Le web radio sono in forte crescita. La tecnologia però da sola non basta; ci vogliono anche soldi, risorse e competenze se no il flop è dietro l’angolo. Ci sono comunque molti esperimenti interessanti, come Casa Bertallot, che porta il nome del suo creatore e che è recentemente apparso anche su Wired.it come best practice di successo. Per monitorare gli ascolti di Casa Bertallot e simili è addirittura nato un meccanismo di rilevazione specializzato.

Quanto alle radio locali, si stanno muovendo bene – in alcuni casi anche in modo più agile rispetto ai grandi network nazionali. Nel nostro osservatorio teniamo monitorate le 22 radio più ascoltate d’Italia – tra cui ci sono anche quelle regionali, con una media che va dai 300mila al milione di ascoltatori. Tra queste c’è Radio Bruno, romagnola, che propone contenuti divertenti e Radio Globo, romana (26 milioni di visualizzazioni sull’omonimo canale YouTube), che ogni estate sforna video virali come “Il pulcino pio” (80milioni di visualizzazioni).

Qual è il ruolo del social media manager in radio?

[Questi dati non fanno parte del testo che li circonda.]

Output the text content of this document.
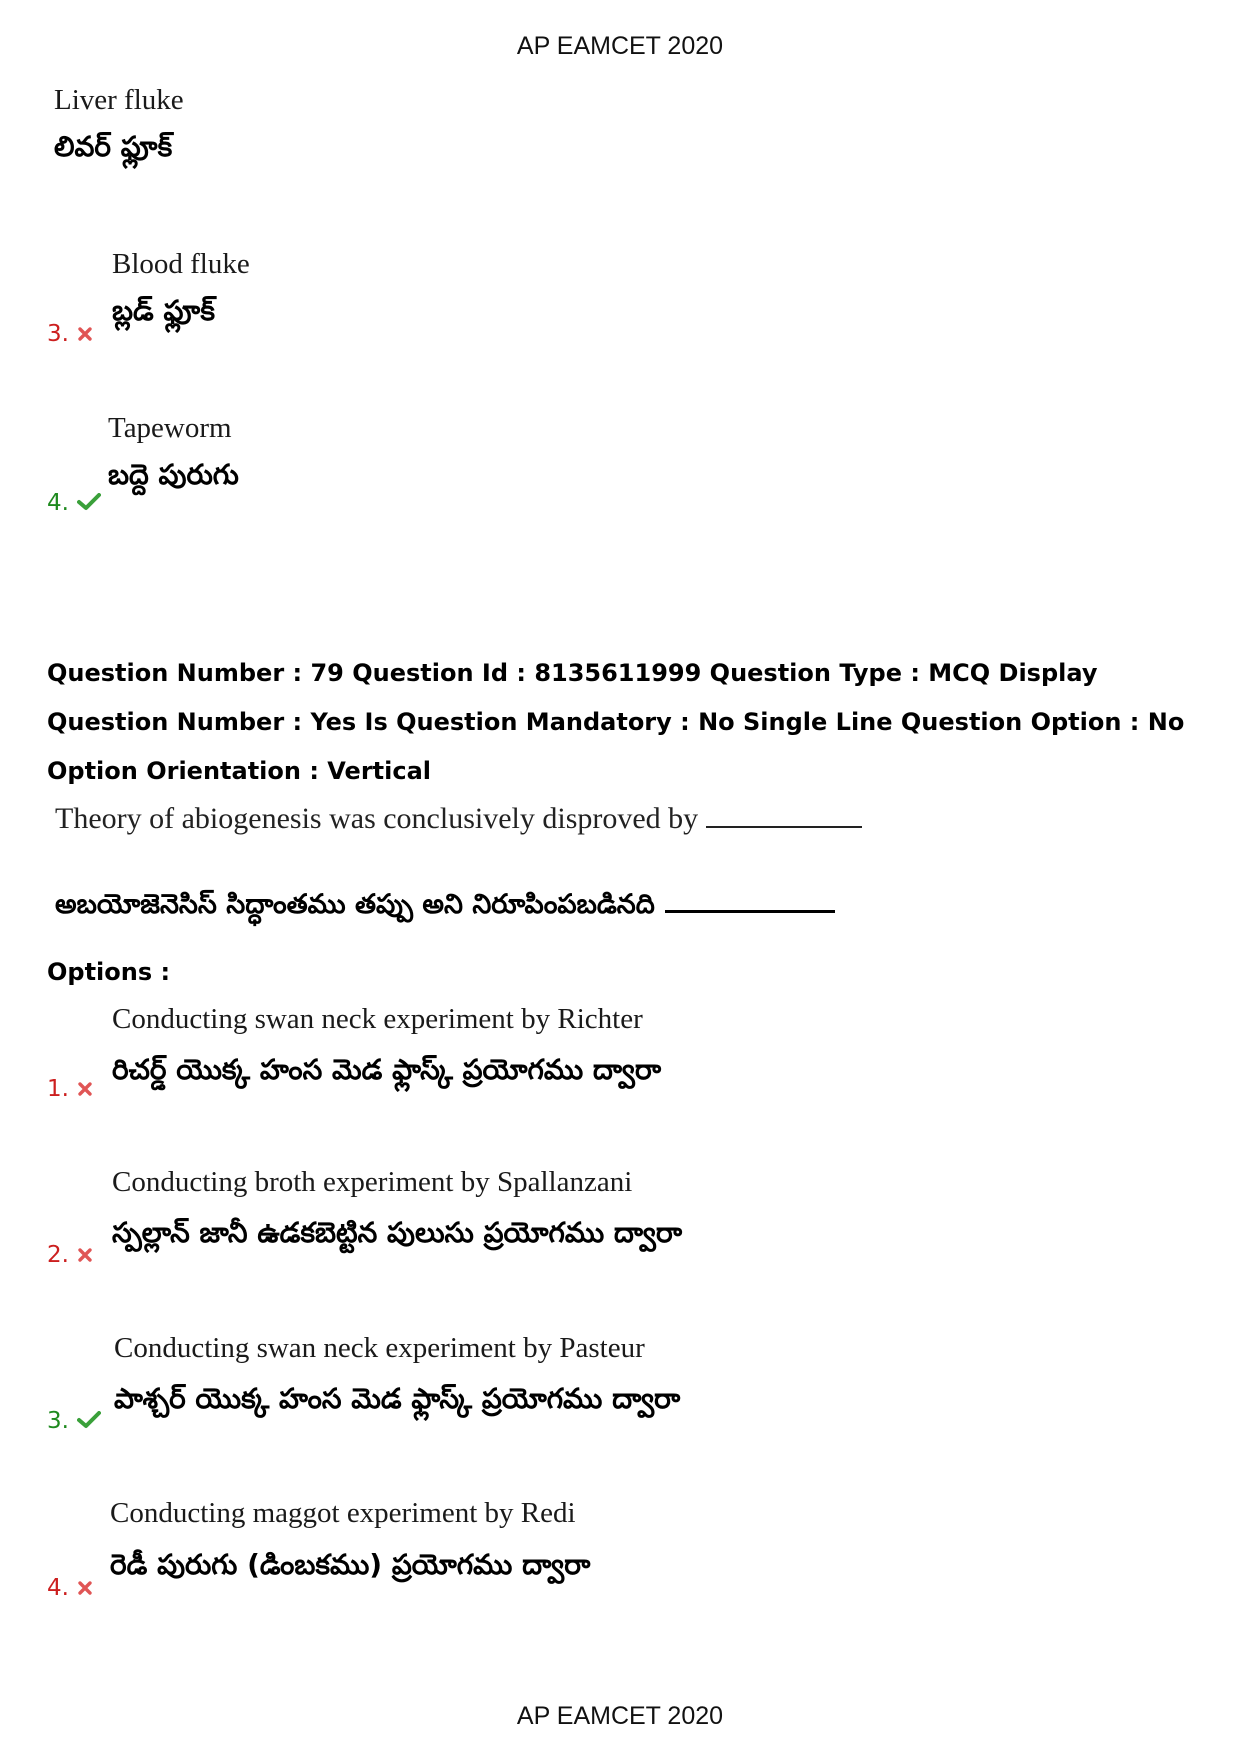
AP EAMCET 2020
Liver fluke
లివర్ ఫ్లూక్
Blood fluke
బ్లడ్ ఫ్లూక్
3.
Tapeworm
బద్దె పురుగు
4.
Question Number : 79 Question Id : 8135611999 Question Type : MCQ Display Question Number : Yes Is Question Mandatory : No Single Line Question Option : No Option Orientation : Vertical
Theory of abiogenesis was conclusively disproved by
అబయోజెనెసిస్ సిద్ధాంతము తప్పు అని నిరూపింపబడినది
Options :
Conducting swan neck experiment by Richter
రిచర్డ్ యొక్క హంస మెడ ఫ్లాస్క్ ప్రయోగము ద్వారా
1.
Conducting broth experiment by Spallanzani
స్పల్లాన్ జానీ ఉడకబెట్టిన పులుసు ప్రయోగము ద్వారా
2.
Conducting swan neck experiment by Pasteur
పాశ్చర్ యొక్క హంస మెడ ఫ్లాస్క్ ప్రయోగము ద్వారా
3.
Conducting maggot experiment by Redi
రెడీ పురుగు (డింబకము) ప్రయోగము ద్వారా
4.
AP EAMCET 2020
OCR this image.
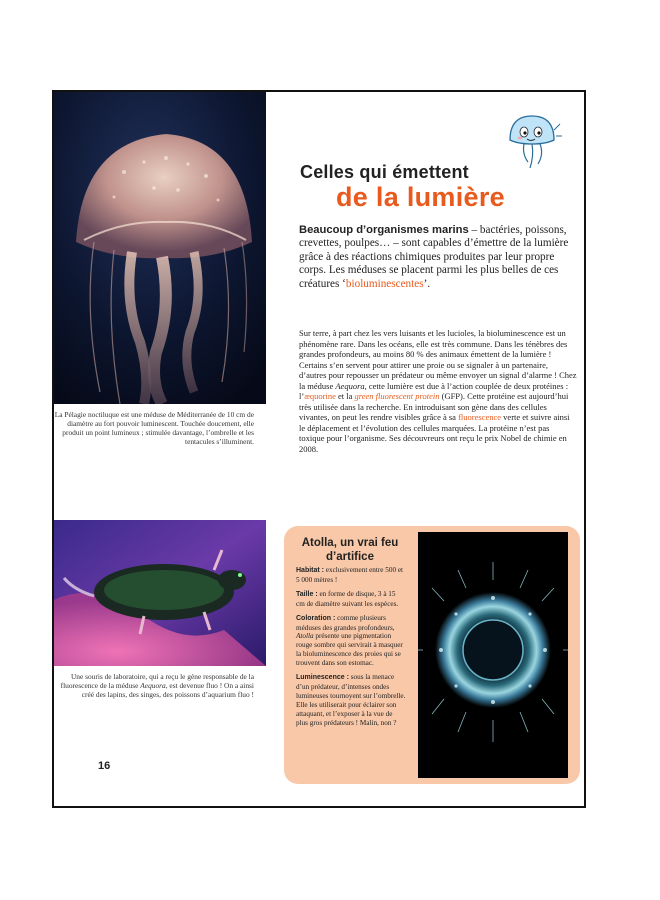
La Pélagie noctiluque est une méduse de Méditerranée de 10 cm de diamètre au fort pouvoir luminescent. Touchée doucement, elle produit un point lumineux ; stimulée davantage, l’ombrelle et les tentacules s’illuminent.
Une souris de laboratoire, qui a reçu le gène responsable de la fluorescence de la méduse Aequora, est devenue fluo ! On a ainsi créé des lapins, des singes, des poissons d’aquarium fluo !
16
Celles qui émettent
de la lumière
Beaucoup d’organismes marins – bactéries, poissons, crevettes, poulpes… – sont capables d’émettre de la lumière grâce à des réactions chimiques produites par leur propre corps. Les méduses se placent parmi les plus belles de ces créatures ‘bioluminescentes’.
Sur terre, à part chez les vers luisants et les lucioles, la bioluminescence est un phénomène rare. Dans les océans, elle est très commune. Dans les ténèbres des grandes profondeurs, au moins 80 % des animaux émettent de la lumière ! Certains s’en servent pour attirer une proie ou se signaler à un partenaire, d’autres pour repousser un prédateur ou même envoyer un signal d’alarme ! Chez la méduse Aequora, cette lumière est due à l’action couplée de deux protéines : l’æquorine et la green fluorescent protein (GFP). Cette protéine est aujourd’hui très utilisée dans la recherche. En introduisant son gène dans des cellules vivantes, on peut les rendre visibles grâce à sa fluorescence verte et suivre ainsi le déplacement et l’évolution des cellules marquées. La protéine n’est pas toxique pour l’organisme. Ses découvreurs ont reçu le prix Nobel de chimie en 2008.
Atolla, un vrai feu d’artifice

Habitat : exclusivement entre 500 et 5 000 mètres !

Taille : en forme de disque, 3 à 15 cm de diamètre suivant les espèces.

Coloration : comme plusieurs méduses des grandes profondeurs, Atolla présente une pigmentation rouge sombre qui servirait à masquer la bioluminescence des proies qui se trouvent dans son estomac.

Luminescence : sous la menace d’un prédateur, d’intenses ondes lumineuses tournoyent sur l’ombrelle. Elle les utiliserait pour éclairer son attaquant, et l’exposer à la vue de plus gros prédateurs ! Malin, non ?
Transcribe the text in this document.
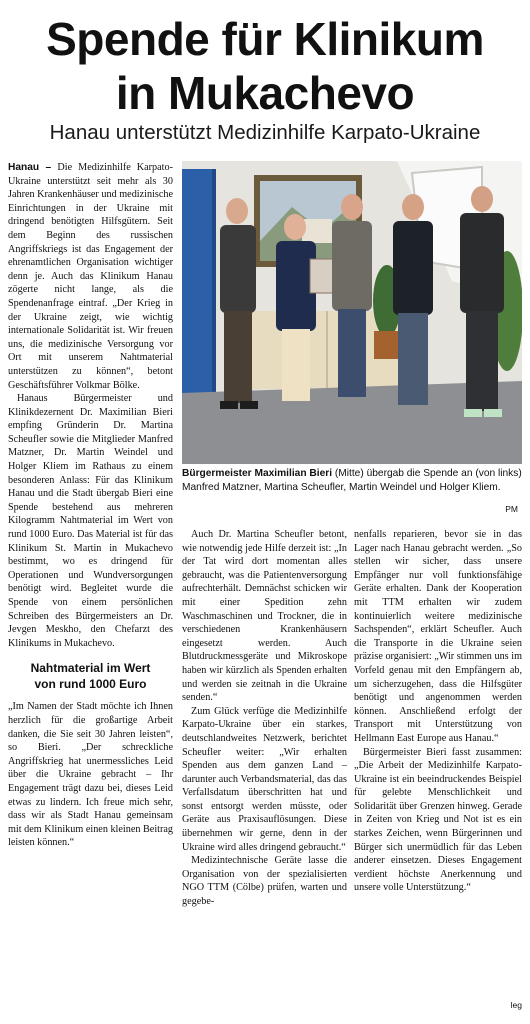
Spende für Klinikum
in Mukachevo
Hanau unterstützt Medizinhilfe Karpato-Ukraine

Hanau – Die Medizinhilfe Karpato-Ukraine unterstützt seit mehr als 30 Jahren Krankenhäuser und medizinische Einrichtungen in der Ukraine mit dringend benötigten Hilfsgütern. Seit dem Beginn des russischen Angriffskriegs ist das Engagement der ehrenamtlichen Organisation wichtiger denn je. Auch das Klinikum Hanau zögerte nicht lange, als die Spendenanfrage eintraf. „Der Krieg in der Ukraine zeigt, wie wichtig internationale Solidarität ist. Wir freuen uns, die medizinische Versorgung vor Ort mit unserem Nahtmaterial unterstützen zu können“, betont Geschäftsführer Volkmar Bölke.

Hanaus Bürgermeister und Klinikdezernent Dr. Maximilian Bieri empfing Gründerin Dr. Martina Scheufler sowie die Mitglieder Manfred Matzner, Dr. Martin Weindel und Holger Kliem im Rathaus zu einem besonderen Anlass: Für das Klinikum Hanau und die Stadt übergab Bieri eine Spende bestehend aus mehreren Kilogramm Nahtmaterial im Wert von rund 1000 Euro. Das Material ist für das Klinikum St. Martin in Mukachevo bestimmt, wo es dringend für Operationen und Wundversorgungen benötigt wird. Begleitet wurde die Spende von einem persönlichen Schreiben des Bürgermeisters an Dr. Jevgen Meskho, den Chefarzt des Klinikums in Mukachevo.

Nahtmaterial im Wert
von rund 1000 Euro

„Im Namen der Stadt möchte ich Ihnen herzlich für die großartige Arbeit danken, die Sie seit 30 Jahren leisten“, so Bieri. „Der schreckliche Angriffskrieg hat unermessliches Leid über die Ukraine gebracht – Ihr Engagement trägt dazu bei, dieses Leid etwas zu lindern. Ich freue mich sehr, dass wir als Stadt Hanau gemeinsam mit dem Klinikum einen kleinen Beitrag leisten können.“

Bürgermeister Maximilian Bieri (Mitte) übergab die Spende an (von links) Manfred Matzner, Martina Scheufler, Martin Weindel und Holger Kliem.
PM

Auch Dr. Martina Scheufler betont, wie notwendig jede Hilfe derzeit ist: „In der Tat wird dort momentan alles gebraucht, was die Patientenversorgung aufrechterhält. Demnächst schicken wir mit einer Spedition zehn Waschmaschinen und Trockner, die in verschiedenen Krankenhäusern eingesetzt werden. Auch Blutdruckmessgeräte und Mikroskope haben wir kürzlich als Spenden erhalten und werden sie zeitnah in die Ukraine senden.“

Zum Glück verfüge die Medizinhilfe Karpato-Ukraine über ein starkes, deutschlandweites Netzwerk, berichtet Scheufler weiter: „Wir erhalten Spenden aus dem ganzen Land – darunter auch Verbandsmaterial, das das Verfallsdatum überschritten hat und sonst entsorgt werden müsste, oder Geräte aus Praxisauflösungen. Diese übernehmen wir gerne, denn in der Ukraine wird alles dringend gebraucht.“

Medizintechnische Geräte lasse die Organisation von der spezialisierten NGO TTM (Cölbe) prüfen, warten und gegebe-

nenfalls reparieren, bevor sie in das Lager nach Hanau gebracht werden. „So stellen wir sicher, dass unsere Empfänger nur voll funktionsfähige Geräte erhalten. Dank der Kooperation mit TTM erhalten wir zudem kontinuierlich weitere medizinische Sachspenden“, erklärt Scheufler. Auch die Transporte in die Ukraine seien präzise organisiert: „Wir stimmen uns im Vorfeld genau mit den Empfängern ab, um sicherzugehen, dass die Hilfsgüter benötigt und angenommen werden können. Anschließend erfolgt der Transport mit Unterstützung von Hellmann East Europe aus Hanau.“

Bürgermeister Bieri fasst zusammen: „Die Arbeit der Medizinhilfe Karpato-Ukraine ist ein beeindruckendes Beispiel für gelebte Menschlichkeit und Solidarität über Grenzen hinweg. Gerade in Zeiten von Krieg und Not ist es ein starkes Zeichen, wenn Bürgerinnen und Bürger sich unermüdlich für das Leben anderer einsetzen. Dieses Engagement verdient höchste Anerkennung und unsere volle Unterstützung.“

leg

Come già sottolineato, molto dipende dalle disponibilità economiche e dai contenuti prodotti da riutilizzare, ma anche dalla policy, dalla filosofia editoriale e dalla cultura aziendale. In alcuni casi lo speaker è responsabile della creazione dei contenuti e della moderazione dei commenti (accede come amministratore alla pagine Facebook aziendale per fare live-posting); in altri il ruolo del social media manager viene spezzettato tra varie funzioni: la strategia viene curata dal team web, mentre la scelta dei contenuti viene demandata agli autori o integrata nel marketing (ad esempio per la definizione di comunicazioni promozionali). In generale, al di là delle specificità del singolo caso, il messaggio da trasmettere è che anche in radio non ci si può improvvisare social media manager, ma bisogna avere le giuste competenze per farlo, per cavalcare l’engagement, per tenere alte le conversazioni e, infine, per gestire gli episodi di crisis management.